Protect Your Organization With Encryption
Recap from the May 14, 2019 CISO/Security Vendor Relationship Podcast
by Lydia Pert
As time goes on and technology advances, organizations are finding that they must secure more and more sensitive data. Business leaders must ensure that data security and privacy remain a top priority to protect and defend from costly data breaches — as well as prevent a loss of trust and a decrease in brand respect and loyalty. In the most recent CISO/Security Vendor Relationship Podcast, the Cloud Security Tip explains the significance of data encryption.
What is Encryption and How Does it Work?
Data encryption essentially translates data into a secret code, so that only people with access to a decryption key or specific password can read it. Encrypted data is called ciphertext, and unencrypted data is called plaintext. Currently, encryption is one of the most common data security methods that organizations use — and for a good reason. Encryption is a crucial step in cybersecurity because it allows organizations and individuals to protect sensitive information and resources.
The Advanced Encryption Standard (AES) is the standard encryption algorithm used by the U.S. Government and countless organizations. TLS for email, HTTPS and SSL for websites, and the use of a VPN when connecting from public Wi-Fi hotspots (even those that say they are secure) are some ways that organizations utilize encryption to secure their most sensitive data.

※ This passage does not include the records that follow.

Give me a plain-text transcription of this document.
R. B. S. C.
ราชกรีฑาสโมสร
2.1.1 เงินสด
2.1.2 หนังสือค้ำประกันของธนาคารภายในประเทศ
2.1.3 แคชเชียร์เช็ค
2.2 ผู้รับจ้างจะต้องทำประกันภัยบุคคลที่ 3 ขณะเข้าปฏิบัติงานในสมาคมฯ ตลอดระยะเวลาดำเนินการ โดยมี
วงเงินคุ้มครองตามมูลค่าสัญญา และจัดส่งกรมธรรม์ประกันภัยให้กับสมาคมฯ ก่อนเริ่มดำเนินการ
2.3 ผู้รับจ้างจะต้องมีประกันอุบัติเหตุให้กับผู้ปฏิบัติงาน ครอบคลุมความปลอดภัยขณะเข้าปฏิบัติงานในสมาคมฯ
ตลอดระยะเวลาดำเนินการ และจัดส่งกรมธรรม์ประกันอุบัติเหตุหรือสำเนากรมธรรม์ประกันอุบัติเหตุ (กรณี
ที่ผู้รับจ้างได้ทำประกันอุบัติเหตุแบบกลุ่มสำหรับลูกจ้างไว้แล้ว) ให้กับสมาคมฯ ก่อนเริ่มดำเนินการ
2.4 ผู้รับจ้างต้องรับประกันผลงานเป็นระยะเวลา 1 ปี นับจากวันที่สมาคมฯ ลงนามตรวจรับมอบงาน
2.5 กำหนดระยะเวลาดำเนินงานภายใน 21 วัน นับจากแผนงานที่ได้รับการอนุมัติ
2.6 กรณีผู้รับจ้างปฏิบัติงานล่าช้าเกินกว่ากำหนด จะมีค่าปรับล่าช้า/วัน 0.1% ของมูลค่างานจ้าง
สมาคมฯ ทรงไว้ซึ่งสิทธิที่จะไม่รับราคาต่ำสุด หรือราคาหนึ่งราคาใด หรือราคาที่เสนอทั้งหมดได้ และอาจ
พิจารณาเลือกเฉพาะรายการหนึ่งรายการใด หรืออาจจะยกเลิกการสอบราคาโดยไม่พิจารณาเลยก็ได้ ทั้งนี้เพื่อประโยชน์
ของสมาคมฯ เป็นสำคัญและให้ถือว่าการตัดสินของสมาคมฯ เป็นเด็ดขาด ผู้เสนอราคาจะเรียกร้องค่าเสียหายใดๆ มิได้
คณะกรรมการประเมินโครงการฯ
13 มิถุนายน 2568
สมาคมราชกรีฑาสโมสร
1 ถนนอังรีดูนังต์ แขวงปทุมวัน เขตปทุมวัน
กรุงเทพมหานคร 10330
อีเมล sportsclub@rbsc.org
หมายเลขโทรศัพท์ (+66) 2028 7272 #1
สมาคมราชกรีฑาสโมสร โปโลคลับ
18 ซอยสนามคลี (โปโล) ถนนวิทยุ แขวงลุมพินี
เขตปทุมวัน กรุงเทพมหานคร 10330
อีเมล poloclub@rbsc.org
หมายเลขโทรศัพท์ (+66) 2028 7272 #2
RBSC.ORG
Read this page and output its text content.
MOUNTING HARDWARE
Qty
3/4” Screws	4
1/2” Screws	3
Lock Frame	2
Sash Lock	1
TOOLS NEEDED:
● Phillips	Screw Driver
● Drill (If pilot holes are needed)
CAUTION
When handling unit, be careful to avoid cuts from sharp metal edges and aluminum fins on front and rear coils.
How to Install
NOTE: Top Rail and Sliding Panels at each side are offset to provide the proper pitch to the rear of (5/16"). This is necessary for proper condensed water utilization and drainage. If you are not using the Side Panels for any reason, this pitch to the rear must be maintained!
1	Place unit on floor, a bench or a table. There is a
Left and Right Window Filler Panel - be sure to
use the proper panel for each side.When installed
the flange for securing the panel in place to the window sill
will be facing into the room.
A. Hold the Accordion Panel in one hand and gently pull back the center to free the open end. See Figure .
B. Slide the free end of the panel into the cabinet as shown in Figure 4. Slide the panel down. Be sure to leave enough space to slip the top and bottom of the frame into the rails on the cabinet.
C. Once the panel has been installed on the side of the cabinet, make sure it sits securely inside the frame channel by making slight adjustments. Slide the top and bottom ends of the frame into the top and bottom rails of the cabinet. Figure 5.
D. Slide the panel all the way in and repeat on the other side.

Symmetric Encryption Vs. Asymmetric Encryption
Encryption schemes can be broadly classified into Symmetric and Asymmetric. Symmetric encryption occurs when the sender and recipient of a particular set of data use a single shared key to encrypt and decrypt the message. Asymmetric encryption uses a unique key for encryption and decryption. Anyone can use the encryption key to encrypt a message. However, the decryption keys are secret. This method means that only the intended receiver can decrypt the message.
Securing Sensitive Organizational Data
But like Steve Prentice explained on the Cloud Security Tip, “encryption isn’t the end of the story. There must be network security controls to help protect data in transit as well as securing the transmission networks themselves. Proactivity is key.” To be proactive means identifying at-risk data, establishing user prompting regulations and automatic encryption for things like files attached to an email message, and taking stock of, and categorizing all types of data to ensure the right level of security is applied to each.
An option for encrypting and protecting organizational data during transit between your company’s network and remote workers would be to use a VPN solution like OpenVPN Access Server. A VPN encrypts your data even before being transmitted and tunnels the encrypted data over the Internet to a remote server on your network. Access Server protects you and your organization from cyber criminals trying to steal your sensitive business information while it is going over the Internet. Access Server utilizes high-end security features to prevent hackers from accessing the VPN tunnel your data is in. There are a few reasons why OpenVPN Access Server is a top choice for businesses of all sizes:
- Rock solid, hardened, and scalable VPN server that is easy to setup and manage
- Cloud Application Marketplace availability for AWS, GCP, and Azure
- Support for both site-to-site and remote access virtual networking
- Economical licensing model based on the number of concurrent connected devices
- Easy distribution of VPN clients and connection profiles directly from the OpenVPN Access Server
- Ability to setup fine-grained access controls at user and group levels
- Increases mobile workforce productivity by allowing remote access to internal resources
- Reduces security risk by preventing unauthorized access to specific network resources
- Encryption ensures privacy on untrusted Wi-Fi and other public access networks
- Extends centralized unified threat management to remote networks
Once everything is secure and encrypted, make sure your employees are practicing due diligence to keep your sensitive data secure from accidental loss. Encryption is crucial — but it won’t do much good if your employees are mishandling information. Make sure employees are aware of what information is sensitive, how to access it safely, and authorized ways to transmit it. Good employee habits combined with top-notch encryption and security precautions means that your organization will be secure, and far less likely to fall victim to accidental or intentional data loss.